How long can California remain an agricultural giant in America

USDA photo. 

Could California's attack on agriculture be fatal blow?

We’ve heard how California’s Mediterranean Climate coupled with its rich soils is a perfect mix for producing hundreds of crops for human and animal consumption. We know too that other areas in the state that aren’t fit for producing crops do well to raise livestock.

The honest question then becomes: where else in the United States can this be replicated?

That’s not a sarcastic, rhetorical question – it’s an honest one because if another place exists and the people who run that area aren’t overtly anti-agriculture like California is, then brace yourselves for a mass migration of farmers to your region.

The next California exodus could be almost biblical in proportion given that every one of those leaving will have effectively one thing in common: they once profitably produced food and fiber.

I recently spoke on the phone with an ag industry leader who suggested he’s looking for another state that grows tree nuts. The implication is maybe that state will be friendlier to agriculture than California is.

For the stories that eloquently spell out why large-scale, commercial farming is better on the environment and the anecdotal reports of just how much those involved in agriculture give back in terms of time and capital to their local communities, there are others like this that suggest America doesn’t want farmers doing what they do anymore – at least not on this continent.

That’s certainly the case in California, where legislators and regulators regularly accept invitations from farm groups to tour commercial agriculture operations one week, then the next are back in their business suits inventing more ways to make it impossible for those same farmers to produce food and fiber.

 It’s difficult to be optimistic when things like this happen.
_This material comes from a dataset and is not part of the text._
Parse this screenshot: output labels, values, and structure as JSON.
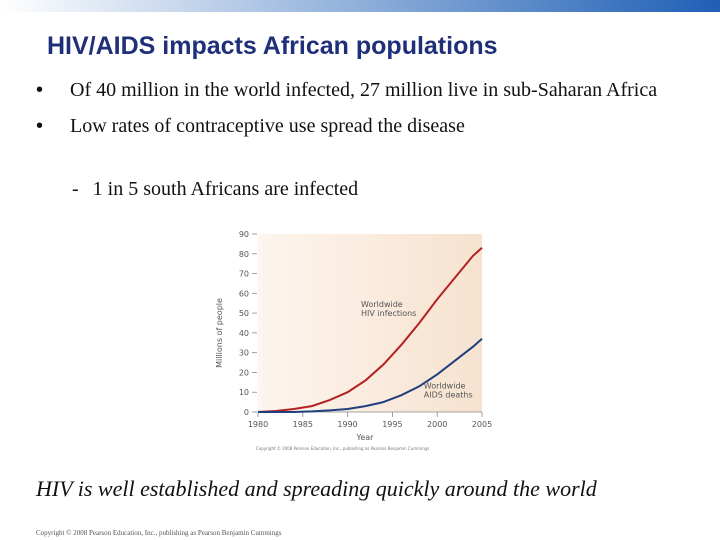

This should frighten consumers who, if they’d actually think this out, would see the dangers of ceding food production to foreign markets, where in some cases, chemical pesticides that are not even allowed in the United States, are used on produce before it is shipped to the U.S.

But that apparently does not matter as I just read consumers are more concerns with “shared values” than facts. Good luck finding those between the hard-working farmer and urban do-gooders who elect politicians to legislate their morality on the rest of us.